Finalmente, la celda “Umbría” recoge estremecedoras visiones de la muerte, contemplada por el poeta desde una atalaya altiva, y subvirtiendo el mensaje quevedesco: “ahora / no fue nunca / cuando sólo fuimos siempre / huyendo hacia mañana”. La muerte convoca una paradójica permanencia, y frente a esa nómina de despojos que impone la vida, el poeta esgrime la afirmación de todo lo soñado, la celebración de la palabra y la belleza, de la luz y el delirio, del futuro siempre:

Es

hora de recoger

y llenar la maleta de pájaros

y palabras y de cosas pequeñas y olvidadas

que si mañana viene la noche

hasta la madrugada

estaremos

igual que ahora

                                  dibujándolas.

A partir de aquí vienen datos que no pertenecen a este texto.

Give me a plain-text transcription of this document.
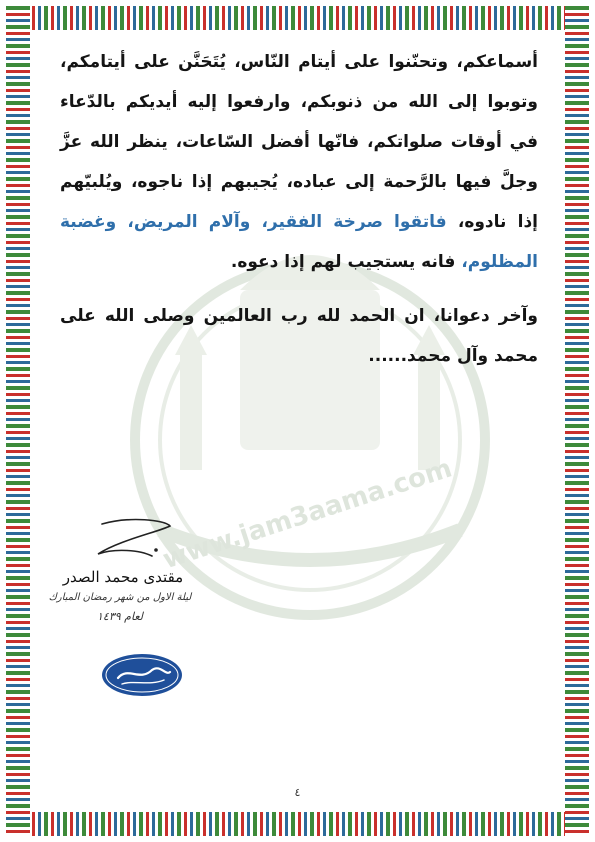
www.jam3aama.com
أسماعكم، وتحنّنوا على أيتام النّاس، يُتَحَنَّن على أيتامكم، وتوبوا إلى الله من ذنوبكم، وارفعوا إليه أيديكم بالدّعاء في أوقات صلواتكم، فانّها أفضل السّاعات، ينظر الله عزَّ وجلَّ فيها بالرَّحمة إلى عباده، يُجيبهم إذا ناجوه، ويُلبيّهم إذا نادوه، فاتقوا صرخة الفقير، وآلام المريض، وغضبة المظلوم، فانه يستجيب لهم إذا دعوه.
وآخر دعوانا، ان الحمد لله رب العالمين وصلى الله على محمد وآل محمد......
مقتدى محمد الصدر
ليلة الاول من شهر رمضان المبارك
لعام ١٤٣٩
٤
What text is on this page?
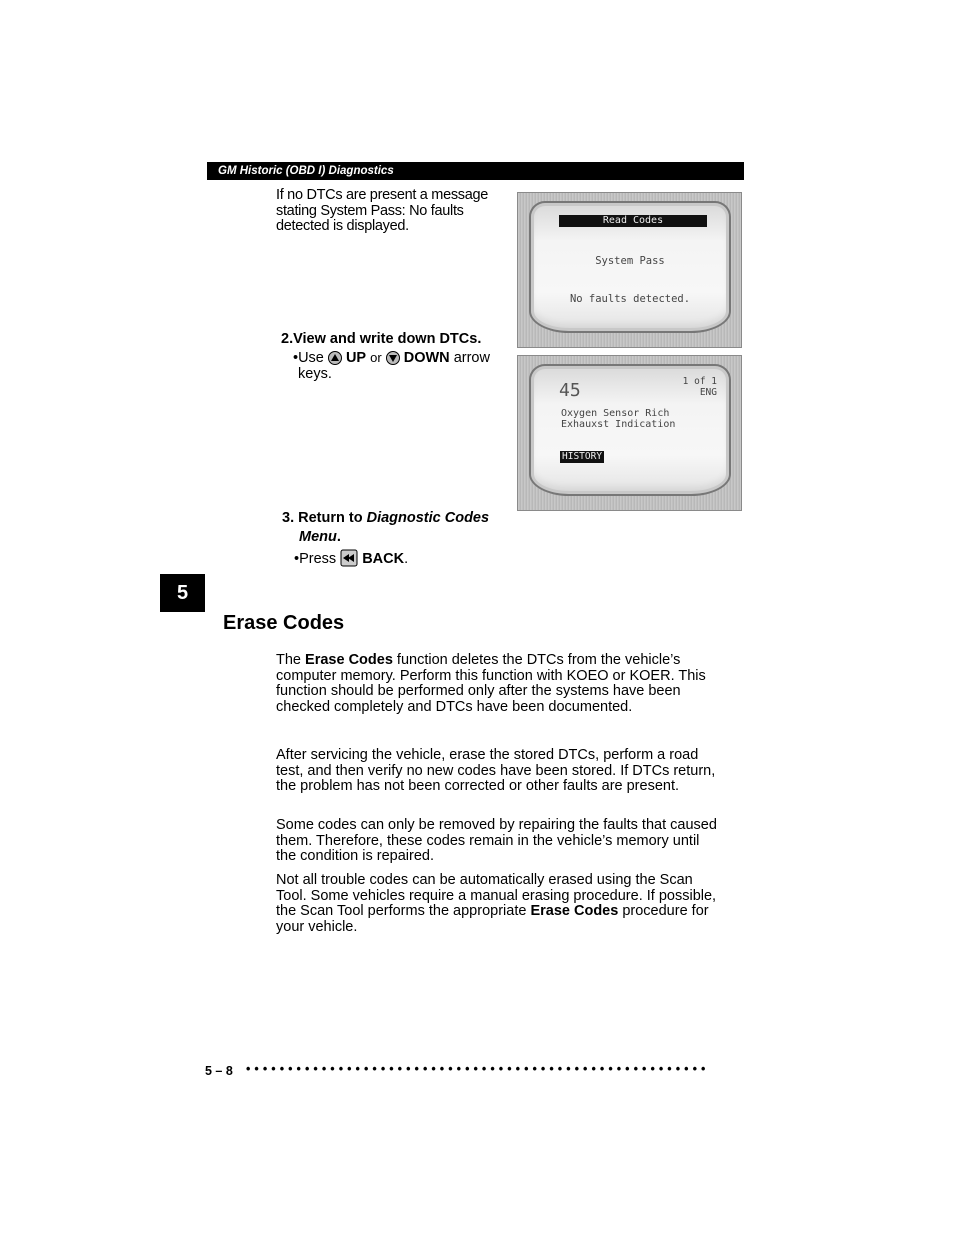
GM Historic (OBD I) Diagnostics
If no DTCs are present a message stating System Pass: No faults detected is displayed.	Read Codes
System Pass
No faults detected.
2.View and write down DTCs.
•Use UP or DOWN arrow
keys.
45	1 of 1
ENG
Oxygen Sensor Rich
Exhauxst Indication
HISTORY
3. Return to Diagnostic Codes
Menu.
•Press BACK.
5
Erase Codes
The Erase Codes function deletes the DTCs from the vehicle’s computer memory. Perform this function with KOEO or KOER. This function should be performed only after the systems have been checked completely and DTCs have been documented.
After servicing the vehicle, erase the stored DTCs, perform a road test, and then verify no new codes have been stored. If DTCs return, the problem has not been corrected or other faults are present.
Some codes can only be removed by repairing the faults that caused them. Therefore, these codes remain in the vehicle’s memory until the condition is repaired.
Not all trouble codes can be automatically erased using the Scan Tool. Some vehicles require a manual erasing procedure. If possible, the Scan Tool performs the appropriate Erase Codes procedure for your vehicle.
5 – 8 •••••••••••••••••••••••••••••••••••••••••••••••••••••••
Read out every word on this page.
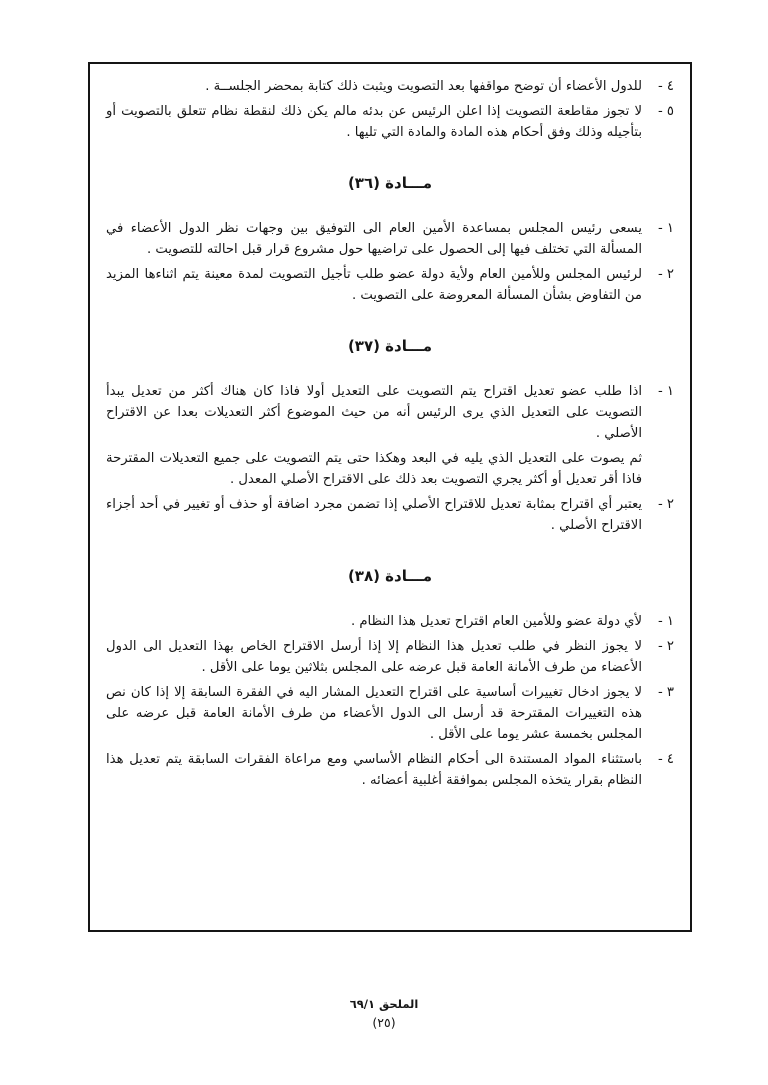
٤ -
للدول الأعضاء أن توضح مواقفها بعد التصويت ويثبت ذلك كتابة بمحضر الجلســة .
٥ -
لا تجوز مقاطعة التصويت إذا اعلن الرئيس عن بدئه مالم يكن ذلك لنقطة نظام تتعلق بالتصويت أو بتأجيله وذلك وفق أحكام هذه المادة والمادة التي تليها .
مـــادة (٣٦)
١ -
يسعى رئيس المجلس بمساعدة الأمين العام الى التوفيق بين وجهات نظر الدول الأعضاء في المسألة التي تختلف فيها إلى الحصول على تراضيها حول مشروع قرار قبل احالته للتصويت .
٢ -
لرئيس المجلس وللأمين العام ولأية دولة عضو طلب تأجيل التصويت لمدة معينة يتم اثناءها المزيد من التفاوض بشأن المسألة المعروضة على التصويت .
مـــادة (٣٧)
١ -
اذا طلب عضو تعديل اقتراح يتم التصويت على التعديل أولا فاذا كان هناك أكثر من تعديل يبدأ التصويت على التعديل الذي يرى الرئيس أنه من حيث الموضوع أكثر التعديلات بعدا عن الاقتراح الأصلي .
ثم يصوت على التعديل الذي يليه في البعد وهكذا حتى يتم التصويت على جميع التعديلات المقترحة فاذا أقر تعديل أو أكثر يجري التصويت بعد ذلك على الاقتراح الأصلي المعدل .
٢ -
يعتبر أي اقتراح بمثابة تعديل للاقتراح الأصلي إذا تضمن مجرد اضافة أو حذف أو تغيير في أحد أجزاء الاقتراح الأصلي .
مـــادة (٣٨)
١ -
لأي دولة عضو وللأمين العام اقتراح تعديل هذا النظام .
٢ -
لا يجوز النظر في طلب تعديل هذا النظام إلا إذا أرسل الاقتراح الخاص بهذا التعديل الى الدول الأعضاء من طرف الأمانة العامة قبل عرضه على المجلس بثلاثين يوما على الأقل .
٣ -
لا يجوز ادخال تغييرات أساسية على اقتراح التعديل المشار اليه في الفقرة السابقة إلا إذا كان نص هذه التغييرات المقترحة قد أرسل الى الدول الأعضاء من طرف الأمانة العامة قبل عرضه على المجلس بخمسة عشر يوما على الأقل .
٤ -
باستثناء المواد المستندة الى أحكام النظام الأساسي ومع مراعاة الفقرات السابقة يتم تعديل هذا النظام بقرار يتخذه المجلس بموافقة أغلبية أعضائه .
الملحق ٦٩/١
(٢٥)
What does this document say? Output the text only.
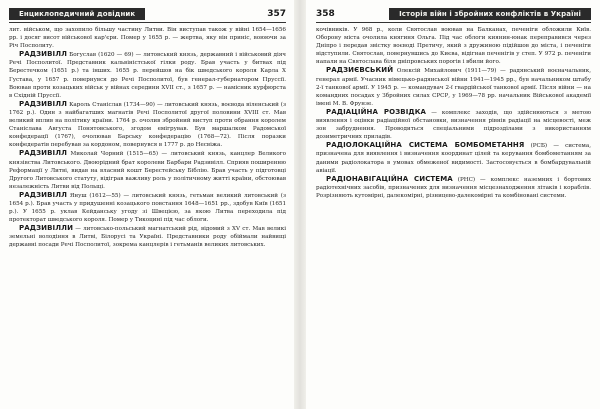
Енциклопедичний довідник	357

лит. військом, що захопило більшу частину Литви. Він виступав також у війні 1654—1656 рр. і досяг висот військової кар'єри. Помер у 1655 р. — жертва, яку він приніс, воюючи за Річ Посполиту.

РАДЗИВІЛЛ Богуслав (1620 — 69) — литовський князь, державний і військовий діяч Речі Посполитої. Представник кальвіністської гілки роду. Брав участь у битвах під Берестечком (1651 р.) та інших. 1655 р. перейшов на бік шведського короля Карла Х Густава, у 1657 р. повернувся до Речі Посполитої, був генерал-губернатором Пруссії. Воював проти козацьких військ у війнах середини XVII ст., з 1657 р. — намісник курфюрста в Східній Пруссії.

РАДЗИВІЛЛ Кароль Станіслав (1734—90) — литовський князь, воєвода віленський (з 1762 р.). Один з найбагатших магнатів Речі Посполитої другої половини XVIII ст. Мав великий вплив на політику країни. 1764 р. очолив збройний виступ проти обрання королем Станіслава Августа Понятовського, згодом емігрував. Був маршалком Радомської конфедерації (1767), очолював Барську конфедерацію (1768—72). Після поразки конфедератів перебував за кордоном, повернувся в 1777 р. до Несвіжа.

РАДЗИВІЛЛ Миколай Чорний (1515—65) — литовський князь, канцлер Великого князівства Литовського. Двоюрідний брат королеви Барбари Радзивілл. Сприяв поширенню Реформації у Литві, видав на власний кошт Берестейську Біблію. Брав участь у підготовці Другого Литовського статуту, відіграв важливу роль у політичному житті країни, обстоював незалежність Литви від Польщі.

РАДЗИВІЛЛ Януш (1612—55) — литовський князь, гетьман великий литовський (з 1654 р.). Брав участь у придушенні козацького повстання 1648—1651 рр., здобув Київ (1651 р.). У 1655 р. уклав Кейданську угоду зі Швецією, за якою Литва переходила під протекторат шведського короля. Помер у Тикоцині під час облоги.

РАДЗИВІЛЛИ — литовсько-польський магнатський рід, відомий з XV ст. Мав великі земельні володіння в Литві, Білорусі та Україні. Представники роду обіймали найвищі державні посади Речі Посполитої, зокрема канцлерів і гетьманів великих литовських.

358	Історія війн і збройних конфліктів в Україні

кочівників. У 968 р., коли Святослав воював на Балканах, печеніги обложили Київ. Оборону міста очолила княгиня Ольга. Під час облоги киянин-юнак переправився через Дніпро і передав звістку воєводі Претичу, який з дружиною підійшов до міста, і печеніги відступили. Святослав, повернувшись до Києва, відігнав печенігів у степ. У 972 р. печеніги напали на Святослава біля дніпровських порогів і вбили його.

РАДЗИЄВСЬКИЙ Олексій Михайлович (1911—79) — радянський воєначальник, генерал армії. Учасник німецько-радянської війни 1941—1945 рр., був начальником штабу 2-ї танкової армії. У 1945 р. — командувач 2-ї гвардійської танкової армії. Після війни — на командних посадах у Збройних силах СРСР, у 1969—78 рр. начальник Військової академії імені М. В. Фрунзе.

РАДІАЦІЙНА РОЗВІДКА — комплекс заходів, що здійснюються з метою виявлення і оцінки радіаційної обстановки, визначення рівнів радіації на місцевості, меж зон забруднення. Проводиться спеціальними підрозділами з використанням дозиметричних приладів.

РАДІОЛОКАЦІЙНА СИСТЕМА БОМБОМЕТАННЯ (РСБ) — система, призначена для виявлення і визначення координат цілей та керування бомбометанням за даними радіолокатора в умовах обмеженої видимості. Застосовується в бомбардувальній авіації.

РАДІОНАВІГАЦІЙНА СИСТЕМА (РНС) — комплекс наземних і бортових радіотехнічних засобів, призначених для визначення місцезнаходження літаків і кораблів. Розрізняють кутомірні, далекомірні, різницево-далекомірні та комбіновані системи.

Selena Millares es escritora y artista. Nació en Las Palmas de Gran Canaria (España). Doctora en Letras por la Universidad Complutense de Madrid, vivió en Minneapolis (Estados Unidos), París, Berlín, Santiago de Chile y Alghero (Italia) con el fin de continuar su labor de investigación y docencia. Profesora de literatura hispanoamericana de la Universidad Autónoma de Madrid desde 1996. En 2014 obtiene el Premio Internacional de Literatura Antonio Machado (Collioure) por la novela, El faro y la noche. Entre los títulos de sus obras de creación figuran: Páginas de arena / Pages of sand (bilingüe, poesía), trad. C. Reyes, Oregón, Trask House, 2003, Sueños del goliardo. Poemas pintados 2004-2013, Madrid, Cuadernos La Corrala, Con un poema de Jorge Riechmann, Cuadernos de Sassari / Quaderni di Sassari (bilingüe, poesía), trad. D. Cusato, Messina, Lippolis, 2013, Isla y sueño (catálogo de pintura), Las Palmas, Centro de Artes Plásticas, 2014. Con prólogo de Juan Carlos Mestre. Y las novelas El faro y la noche (novela), Barcelona, Barataria, y La isla del fin del mundo (novela), Barcelona, Barataria.